Adam ne dediyse olmamış, kadın sarıp sarmaladığı aynayı elinden bırakmıyormuş.
Sonunda çalmışlar Kadı Efendinin kapısını...
Hem adam hem de kadın durumu bir güzel anlatmışlar ve ayrılmalarına gerekçe olarak gösterdikleri aynayı, Kadı Efendiye teslim etmişler.
Kadı Efendi açmış aynanın sarıldığı bezi...
- Ne bu demiş?
Adam;
- Vallahi Kadı Efendi demiş, elindeki şeye baktım, iki yıl önce ölen kardeşim bana bakıyor. Çok severdim rahmetliyi baktıkça ağladım. Ağlarken ağlarken uyuyakalmışım varsa bir suçum, günahım hepsi bu...
Adamın karısı;
- Yalan kadı efendi demiş, kocam yalan söylüyor, o şeyi göğsüne sıkı sıkı bastırmış uyuyordu. Merak ettim, aldım, şöyle bir baktım. Çirkin mi, çirkin gudubet bir kadın...Ben saçlarımı yıllardır ona ve çocuklarına süpürge edeyim. O kalksın bir başka kadınla beni aldatsın. Beni boşasın Kadı Efendi...
Kadı daha da meraklanmış;
- Siz demiş az biraz dışarıda bekleyin. Ben bunu bir inceleyip, kararımı öyle vereyim.
Adamla, karısı dışarı çıkınca, Kadı aynayı sarmalayan bezi açmış. Aynayı çıkarıp kendi yüzüne doğru tutunca;
- Bu da kim demiş. Kimsin sen be adam? Azıcık beni andırıyor mu ne? Tövbe tövbe...Koskoca Kadı kim, bu kim? Nursuz, münasebetsiz bir adam karşımda duran, bak efendi, bana ters ters bakma, atarım seni içeri ömür boyu çıkamazsın...
***
Ayna yalan söylemez, söyleyemez.
Aynaya bakmak, gerçekleri görmek, gerçeklerle yüzleşmek, gerçeklerle yüz yüze olmak demektir aslında.

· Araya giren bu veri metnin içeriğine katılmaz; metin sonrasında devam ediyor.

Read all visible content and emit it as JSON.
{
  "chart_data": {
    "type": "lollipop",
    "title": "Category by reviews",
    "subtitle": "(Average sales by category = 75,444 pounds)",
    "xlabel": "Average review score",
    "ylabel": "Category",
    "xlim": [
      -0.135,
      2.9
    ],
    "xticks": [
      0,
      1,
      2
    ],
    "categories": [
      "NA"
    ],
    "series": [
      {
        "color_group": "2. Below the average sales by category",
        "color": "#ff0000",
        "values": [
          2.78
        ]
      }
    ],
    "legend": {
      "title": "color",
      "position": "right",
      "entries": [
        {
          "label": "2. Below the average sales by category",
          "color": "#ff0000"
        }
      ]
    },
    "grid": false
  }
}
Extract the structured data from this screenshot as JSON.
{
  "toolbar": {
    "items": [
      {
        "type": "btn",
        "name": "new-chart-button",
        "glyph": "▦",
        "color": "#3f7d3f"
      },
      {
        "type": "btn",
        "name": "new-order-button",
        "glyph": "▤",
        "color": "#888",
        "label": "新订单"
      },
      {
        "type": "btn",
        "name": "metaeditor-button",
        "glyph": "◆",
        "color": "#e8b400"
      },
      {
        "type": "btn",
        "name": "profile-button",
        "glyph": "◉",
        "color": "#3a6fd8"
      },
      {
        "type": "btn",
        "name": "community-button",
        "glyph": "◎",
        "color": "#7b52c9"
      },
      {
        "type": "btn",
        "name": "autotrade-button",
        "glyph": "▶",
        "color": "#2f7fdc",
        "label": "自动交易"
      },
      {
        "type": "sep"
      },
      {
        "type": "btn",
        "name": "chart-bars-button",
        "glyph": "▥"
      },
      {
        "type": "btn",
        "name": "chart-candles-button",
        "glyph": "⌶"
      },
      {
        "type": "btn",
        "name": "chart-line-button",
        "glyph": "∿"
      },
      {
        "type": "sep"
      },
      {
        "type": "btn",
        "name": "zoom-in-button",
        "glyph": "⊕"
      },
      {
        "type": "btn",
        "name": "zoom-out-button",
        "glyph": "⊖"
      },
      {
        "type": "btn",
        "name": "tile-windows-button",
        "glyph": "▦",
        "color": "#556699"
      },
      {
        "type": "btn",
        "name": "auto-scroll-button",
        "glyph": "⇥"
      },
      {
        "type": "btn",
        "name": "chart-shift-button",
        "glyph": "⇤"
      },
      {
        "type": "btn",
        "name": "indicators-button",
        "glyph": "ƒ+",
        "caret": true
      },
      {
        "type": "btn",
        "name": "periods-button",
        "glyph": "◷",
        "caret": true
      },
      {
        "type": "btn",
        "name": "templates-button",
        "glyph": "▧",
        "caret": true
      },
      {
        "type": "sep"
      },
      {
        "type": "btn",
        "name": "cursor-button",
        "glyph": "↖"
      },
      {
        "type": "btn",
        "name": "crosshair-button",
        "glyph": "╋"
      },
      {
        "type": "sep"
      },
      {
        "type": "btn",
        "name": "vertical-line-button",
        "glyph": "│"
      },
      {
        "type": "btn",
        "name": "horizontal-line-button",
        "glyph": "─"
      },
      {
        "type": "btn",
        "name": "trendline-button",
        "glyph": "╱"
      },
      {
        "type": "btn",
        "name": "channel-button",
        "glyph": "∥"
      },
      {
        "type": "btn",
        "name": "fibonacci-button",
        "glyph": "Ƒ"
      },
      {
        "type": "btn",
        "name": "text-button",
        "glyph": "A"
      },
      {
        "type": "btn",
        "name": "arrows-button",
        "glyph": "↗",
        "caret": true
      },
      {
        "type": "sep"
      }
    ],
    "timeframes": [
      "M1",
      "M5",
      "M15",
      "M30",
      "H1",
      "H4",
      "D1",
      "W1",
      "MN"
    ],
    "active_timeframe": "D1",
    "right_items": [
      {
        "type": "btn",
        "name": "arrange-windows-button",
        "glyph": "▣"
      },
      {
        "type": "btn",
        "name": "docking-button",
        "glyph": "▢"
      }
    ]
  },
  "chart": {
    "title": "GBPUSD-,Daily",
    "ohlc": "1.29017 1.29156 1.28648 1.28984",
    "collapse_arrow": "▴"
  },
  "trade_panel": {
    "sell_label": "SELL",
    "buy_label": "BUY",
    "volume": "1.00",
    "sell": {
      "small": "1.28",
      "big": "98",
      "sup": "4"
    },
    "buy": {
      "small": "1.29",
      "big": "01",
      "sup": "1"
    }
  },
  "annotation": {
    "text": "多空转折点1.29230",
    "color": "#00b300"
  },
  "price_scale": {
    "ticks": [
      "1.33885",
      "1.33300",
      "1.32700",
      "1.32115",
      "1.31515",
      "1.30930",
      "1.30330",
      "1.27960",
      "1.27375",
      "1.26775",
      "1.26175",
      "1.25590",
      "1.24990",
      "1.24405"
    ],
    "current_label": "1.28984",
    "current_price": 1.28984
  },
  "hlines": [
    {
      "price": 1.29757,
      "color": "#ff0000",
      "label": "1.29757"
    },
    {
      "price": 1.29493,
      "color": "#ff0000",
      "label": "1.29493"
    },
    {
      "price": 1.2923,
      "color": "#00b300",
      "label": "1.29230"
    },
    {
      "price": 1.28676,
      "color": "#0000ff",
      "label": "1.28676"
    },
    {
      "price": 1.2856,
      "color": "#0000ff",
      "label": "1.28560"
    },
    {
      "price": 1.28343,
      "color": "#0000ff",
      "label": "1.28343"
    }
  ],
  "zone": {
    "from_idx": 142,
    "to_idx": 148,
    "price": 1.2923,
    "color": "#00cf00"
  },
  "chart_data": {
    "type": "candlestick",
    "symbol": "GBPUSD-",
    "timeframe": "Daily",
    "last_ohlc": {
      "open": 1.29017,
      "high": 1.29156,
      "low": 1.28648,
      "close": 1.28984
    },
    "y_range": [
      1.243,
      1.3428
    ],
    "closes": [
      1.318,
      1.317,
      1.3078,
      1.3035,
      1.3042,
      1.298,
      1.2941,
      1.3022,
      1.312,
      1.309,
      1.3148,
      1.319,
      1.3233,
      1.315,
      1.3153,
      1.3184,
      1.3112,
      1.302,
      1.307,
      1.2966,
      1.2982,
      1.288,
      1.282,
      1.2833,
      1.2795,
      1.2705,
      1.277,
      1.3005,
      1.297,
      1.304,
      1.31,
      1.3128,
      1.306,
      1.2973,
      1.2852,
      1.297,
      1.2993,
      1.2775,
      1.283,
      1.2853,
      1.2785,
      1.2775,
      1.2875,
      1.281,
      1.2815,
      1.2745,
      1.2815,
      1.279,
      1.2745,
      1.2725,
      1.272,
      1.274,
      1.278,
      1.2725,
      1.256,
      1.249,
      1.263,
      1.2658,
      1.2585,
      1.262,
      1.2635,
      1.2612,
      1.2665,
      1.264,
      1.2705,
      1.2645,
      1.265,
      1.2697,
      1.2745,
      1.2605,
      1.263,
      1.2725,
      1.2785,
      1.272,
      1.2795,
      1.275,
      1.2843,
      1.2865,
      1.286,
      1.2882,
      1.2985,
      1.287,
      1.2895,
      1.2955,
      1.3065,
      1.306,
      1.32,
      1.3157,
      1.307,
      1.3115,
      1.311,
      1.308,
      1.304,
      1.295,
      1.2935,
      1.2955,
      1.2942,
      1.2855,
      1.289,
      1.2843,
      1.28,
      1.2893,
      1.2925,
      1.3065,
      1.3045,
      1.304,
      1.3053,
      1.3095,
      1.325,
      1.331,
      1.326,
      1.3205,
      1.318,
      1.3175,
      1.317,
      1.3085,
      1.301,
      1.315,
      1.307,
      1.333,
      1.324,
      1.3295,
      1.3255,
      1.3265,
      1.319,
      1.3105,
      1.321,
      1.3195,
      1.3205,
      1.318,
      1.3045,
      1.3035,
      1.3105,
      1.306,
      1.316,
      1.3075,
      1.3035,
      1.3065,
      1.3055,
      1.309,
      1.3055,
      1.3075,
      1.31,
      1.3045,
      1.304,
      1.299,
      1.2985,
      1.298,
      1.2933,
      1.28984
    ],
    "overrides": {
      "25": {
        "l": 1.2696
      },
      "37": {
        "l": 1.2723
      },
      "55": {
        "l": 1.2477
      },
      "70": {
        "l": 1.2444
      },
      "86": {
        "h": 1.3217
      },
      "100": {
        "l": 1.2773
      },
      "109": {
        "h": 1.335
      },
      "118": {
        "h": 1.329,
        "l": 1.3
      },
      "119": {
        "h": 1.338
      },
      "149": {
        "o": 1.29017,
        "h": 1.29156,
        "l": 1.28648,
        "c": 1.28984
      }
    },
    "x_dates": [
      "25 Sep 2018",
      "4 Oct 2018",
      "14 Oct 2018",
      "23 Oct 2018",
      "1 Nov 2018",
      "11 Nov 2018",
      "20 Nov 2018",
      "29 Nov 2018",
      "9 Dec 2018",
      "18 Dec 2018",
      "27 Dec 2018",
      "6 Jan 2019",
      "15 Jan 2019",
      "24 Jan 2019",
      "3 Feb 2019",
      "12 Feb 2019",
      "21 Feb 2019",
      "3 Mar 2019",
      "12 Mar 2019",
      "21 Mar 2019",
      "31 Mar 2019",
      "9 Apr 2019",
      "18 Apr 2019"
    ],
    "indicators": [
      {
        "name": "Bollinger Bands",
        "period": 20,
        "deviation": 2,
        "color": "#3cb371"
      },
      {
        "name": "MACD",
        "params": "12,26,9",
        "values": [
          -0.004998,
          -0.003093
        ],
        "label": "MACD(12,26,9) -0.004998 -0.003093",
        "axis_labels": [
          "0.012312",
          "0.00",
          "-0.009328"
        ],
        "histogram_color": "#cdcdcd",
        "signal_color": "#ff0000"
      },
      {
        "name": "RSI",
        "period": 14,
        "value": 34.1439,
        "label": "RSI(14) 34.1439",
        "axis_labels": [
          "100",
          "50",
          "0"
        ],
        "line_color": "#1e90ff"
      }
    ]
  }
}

Keşke aynalara bakabilseydik.
Aynalara baktığımızda, gülümseme talimleri yapabilseydik.
Suratsızlığımızı gördüğümüzde irkilip kendimize gelerek, ne yapıyorum ben diyebilseydik.
Aynalara ciddi anlamlarda hiç bakmadığımızı fark edebildiniz mi?
Oysa kim bilir günde kaç defa bakıyoruz aynalara.
Ancak bakmak var, bakmak var...
Bakmadan bakmaya neler yok, neler...
Aynaya güzel bakan, güzellikler görür, güzellikleri görür.
İnsan insanın aynasıdır derler ya...
İnsan denen aynaya nasıl bakarsınız, onda kendinizi görürsünüz.
Bakmasını bilene, görmesini bilene, ayrıntıları keşfedene bir ayna neler bahşeder bilemezsiniz.